In 1906 Mark Twain was in his seventies. On the recommendation of his biographer, Albert Bigelow Paine, he purchased 240 acres in Redding, CT, and built an Italianate house, calling it ‘Stormfield’. In June, 1908, Clemens moved to the new property and lived there until his death in 1910. His youngest daughter and close companion: Jean, was given a house on the northeast corner of the estate.
Within five months of moving to Redding, Clemens joined with his new neighbors to form the Mark Twain Library Association. A Mr. Adams donated the land where the Library now stands. Clemens enjoyed raising money for the Library through such amusing stratagems as charging his houseguests to retrieve their luggage as well as supper dances and benefit concerts.
Jean Clemens died tragically on Christmas Eve, 1909 from a seizure. A day or two before Samuel Clemens died in April 1910, he wrote a generous check for the construction of a library building to house his personal collection of books. This was combined with the $6000 proceeds from the sale of Jean Clemens’ house to erect the Jean L. Clemens Memorial Building. This Library opened in late 1910 and served the Redding community for almost 60 years.

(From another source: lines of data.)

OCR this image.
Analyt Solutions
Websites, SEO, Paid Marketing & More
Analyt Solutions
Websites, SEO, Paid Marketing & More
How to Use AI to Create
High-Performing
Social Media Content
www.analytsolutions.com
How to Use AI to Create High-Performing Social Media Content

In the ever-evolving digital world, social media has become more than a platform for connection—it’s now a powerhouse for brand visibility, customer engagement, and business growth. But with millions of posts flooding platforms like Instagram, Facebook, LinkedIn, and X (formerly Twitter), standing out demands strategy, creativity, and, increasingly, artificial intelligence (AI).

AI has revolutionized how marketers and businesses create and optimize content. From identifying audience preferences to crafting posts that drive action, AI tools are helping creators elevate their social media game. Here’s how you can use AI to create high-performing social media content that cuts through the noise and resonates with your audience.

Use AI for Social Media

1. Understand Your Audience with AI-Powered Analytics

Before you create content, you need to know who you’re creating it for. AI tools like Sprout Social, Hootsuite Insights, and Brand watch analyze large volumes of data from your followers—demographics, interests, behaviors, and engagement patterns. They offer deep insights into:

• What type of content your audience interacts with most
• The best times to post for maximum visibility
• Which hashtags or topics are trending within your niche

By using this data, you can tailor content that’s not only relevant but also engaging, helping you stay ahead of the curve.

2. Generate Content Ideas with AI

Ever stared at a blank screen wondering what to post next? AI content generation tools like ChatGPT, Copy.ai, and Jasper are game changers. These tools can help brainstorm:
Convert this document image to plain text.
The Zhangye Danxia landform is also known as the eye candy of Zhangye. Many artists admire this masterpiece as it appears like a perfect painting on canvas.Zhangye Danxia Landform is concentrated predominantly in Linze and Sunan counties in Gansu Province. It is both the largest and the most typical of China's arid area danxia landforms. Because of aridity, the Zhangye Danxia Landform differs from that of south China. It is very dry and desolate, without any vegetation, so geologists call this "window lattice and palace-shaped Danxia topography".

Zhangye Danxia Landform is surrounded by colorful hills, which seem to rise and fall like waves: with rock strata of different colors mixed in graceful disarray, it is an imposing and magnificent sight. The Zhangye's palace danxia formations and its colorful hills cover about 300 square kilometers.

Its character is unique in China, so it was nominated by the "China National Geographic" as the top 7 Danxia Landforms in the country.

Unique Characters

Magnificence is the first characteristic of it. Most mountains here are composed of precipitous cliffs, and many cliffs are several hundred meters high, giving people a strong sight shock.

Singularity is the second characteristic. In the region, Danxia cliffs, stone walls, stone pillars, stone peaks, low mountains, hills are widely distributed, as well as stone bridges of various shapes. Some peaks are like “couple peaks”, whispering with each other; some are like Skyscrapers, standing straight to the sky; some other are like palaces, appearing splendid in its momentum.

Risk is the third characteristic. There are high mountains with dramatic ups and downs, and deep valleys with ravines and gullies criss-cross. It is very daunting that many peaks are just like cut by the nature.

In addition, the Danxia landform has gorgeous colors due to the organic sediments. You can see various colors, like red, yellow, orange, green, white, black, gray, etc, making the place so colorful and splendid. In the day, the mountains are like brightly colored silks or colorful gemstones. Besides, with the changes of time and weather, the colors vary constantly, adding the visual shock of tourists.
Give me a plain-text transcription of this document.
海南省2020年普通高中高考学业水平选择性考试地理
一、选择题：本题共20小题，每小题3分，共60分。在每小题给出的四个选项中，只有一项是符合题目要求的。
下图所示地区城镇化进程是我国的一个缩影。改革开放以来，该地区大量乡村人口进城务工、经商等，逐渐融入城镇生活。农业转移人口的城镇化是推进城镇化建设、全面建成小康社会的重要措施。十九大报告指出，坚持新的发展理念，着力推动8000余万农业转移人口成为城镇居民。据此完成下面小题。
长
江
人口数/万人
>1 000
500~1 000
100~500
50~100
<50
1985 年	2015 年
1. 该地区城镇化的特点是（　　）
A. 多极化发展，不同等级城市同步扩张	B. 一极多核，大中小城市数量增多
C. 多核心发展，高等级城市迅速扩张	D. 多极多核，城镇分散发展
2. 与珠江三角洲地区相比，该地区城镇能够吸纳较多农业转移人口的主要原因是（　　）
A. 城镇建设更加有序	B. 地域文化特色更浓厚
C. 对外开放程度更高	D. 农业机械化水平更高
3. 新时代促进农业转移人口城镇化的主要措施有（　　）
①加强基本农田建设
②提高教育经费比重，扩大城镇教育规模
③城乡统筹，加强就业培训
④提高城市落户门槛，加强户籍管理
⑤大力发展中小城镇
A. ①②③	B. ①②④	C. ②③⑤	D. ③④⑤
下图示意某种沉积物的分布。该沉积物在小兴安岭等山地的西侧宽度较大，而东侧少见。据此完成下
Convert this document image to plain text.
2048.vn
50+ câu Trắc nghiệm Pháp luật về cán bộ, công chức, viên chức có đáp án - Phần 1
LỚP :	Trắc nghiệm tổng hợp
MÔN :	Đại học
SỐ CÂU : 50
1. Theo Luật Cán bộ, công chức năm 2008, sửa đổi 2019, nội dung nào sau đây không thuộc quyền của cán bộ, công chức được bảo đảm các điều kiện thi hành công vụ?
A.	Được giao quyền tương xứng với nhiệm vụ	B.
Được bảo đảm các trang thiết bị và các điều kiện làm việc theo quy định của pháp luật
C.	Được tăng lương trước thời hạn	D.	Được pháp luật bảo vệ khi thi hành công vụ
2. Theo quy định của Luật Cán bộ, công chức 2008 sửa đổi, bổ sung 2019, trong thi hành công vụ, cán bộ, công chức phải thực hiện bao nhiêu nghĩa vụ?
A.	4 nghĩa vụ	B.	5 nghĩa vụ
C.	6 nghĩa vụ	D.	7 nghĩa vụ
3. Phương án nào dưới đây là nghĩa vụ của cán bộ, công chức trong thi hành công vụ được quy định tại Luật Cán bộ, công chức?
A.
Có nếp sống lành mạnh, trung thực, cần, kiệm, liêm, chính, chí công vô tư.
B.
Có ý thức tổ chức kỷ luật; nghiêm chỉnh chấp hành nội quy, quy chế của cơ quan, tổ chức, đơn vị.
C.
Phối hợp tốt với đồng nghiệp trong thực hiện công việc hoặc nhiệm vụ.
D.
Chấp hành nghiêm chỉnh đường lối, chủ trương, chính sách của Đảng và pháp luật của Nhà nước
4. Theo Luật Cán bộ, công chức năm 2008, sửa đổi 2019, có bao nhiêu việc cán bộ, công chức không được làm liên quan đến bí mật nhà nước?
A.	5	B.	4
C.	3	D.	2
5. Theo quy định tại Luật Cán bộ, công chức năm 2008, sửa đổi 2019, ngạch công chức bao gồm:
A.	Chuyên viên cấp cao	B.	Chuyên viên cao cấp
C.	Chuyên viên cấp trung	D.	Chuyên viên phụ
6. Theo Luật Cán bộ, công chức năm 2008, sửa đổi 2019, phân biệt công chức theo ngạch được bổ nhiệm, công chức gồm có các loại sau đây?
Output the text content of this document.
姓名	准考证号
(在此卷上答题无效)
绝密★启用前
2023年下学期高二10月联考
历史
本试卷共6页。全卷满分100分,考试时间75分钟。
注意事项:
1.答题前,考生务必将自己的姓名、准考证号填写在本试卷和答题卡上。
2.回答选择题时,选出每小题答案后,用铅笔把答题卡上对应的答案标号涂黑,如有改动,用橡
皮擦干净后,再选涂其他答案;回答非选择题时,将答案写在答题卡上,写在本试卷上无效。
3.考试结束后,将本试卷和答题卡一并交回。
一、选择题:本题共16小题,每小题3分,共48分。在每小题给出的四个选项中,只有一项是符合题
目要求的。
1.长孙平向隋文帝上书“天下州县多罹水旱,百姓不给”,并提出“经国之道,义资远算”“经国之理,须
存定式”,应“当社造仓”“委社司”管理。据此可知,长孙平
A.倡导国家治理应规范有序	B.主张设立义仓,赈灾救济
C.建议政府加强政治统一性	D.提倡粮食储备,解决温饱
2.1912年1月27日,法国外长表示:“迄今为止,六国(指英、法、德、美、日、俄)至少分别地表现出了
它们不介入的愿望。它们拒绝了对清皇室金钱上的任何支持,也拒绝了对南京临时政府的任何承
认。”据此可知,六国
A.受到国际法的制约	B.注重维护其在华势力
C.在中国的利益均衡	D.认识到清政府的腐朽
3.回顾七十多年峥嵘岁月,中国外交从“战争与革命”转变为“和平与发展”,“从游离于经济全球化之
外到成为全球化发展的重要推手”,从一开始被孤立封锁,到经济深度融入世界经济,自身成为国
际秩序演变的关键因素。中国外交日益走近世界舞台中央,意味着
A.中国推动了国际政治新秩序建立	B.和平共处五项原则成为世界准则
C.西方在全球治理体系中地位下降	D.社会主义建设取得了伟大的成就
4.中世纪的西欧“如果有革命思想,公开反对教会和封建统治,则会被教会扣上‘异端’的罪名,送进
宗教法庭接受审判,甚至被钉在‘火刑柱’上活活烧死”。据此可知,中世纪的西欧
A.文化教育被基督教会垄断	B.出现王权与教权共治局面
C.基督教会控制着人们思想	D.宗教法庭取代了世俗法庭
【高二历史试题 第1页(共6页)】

In 1972, a round addition allowed increased space for both books and community functions. Work on the most recent renovations occurred in 2000. The additions and renovations pictured here reflect Redding’s growing needs for books, media and technology as well as children's activities and community spaces.
The role of libraries have changed. Ironically, in the age of the internet, the need for research and help finding good information has increased. Libraries continue to fill the needs of early learning, fostering a love of the written word and the free exchange of ideas, but have also become a center for community interaction.
The Mark Twain Library offers public meeting spaces, with their own entrances, that can be isolated from the stack areas for security. Central spaces have been designed to allow public gatherings for fund-raising as well as small theatrical presentations, including films, readings, lectures and live music.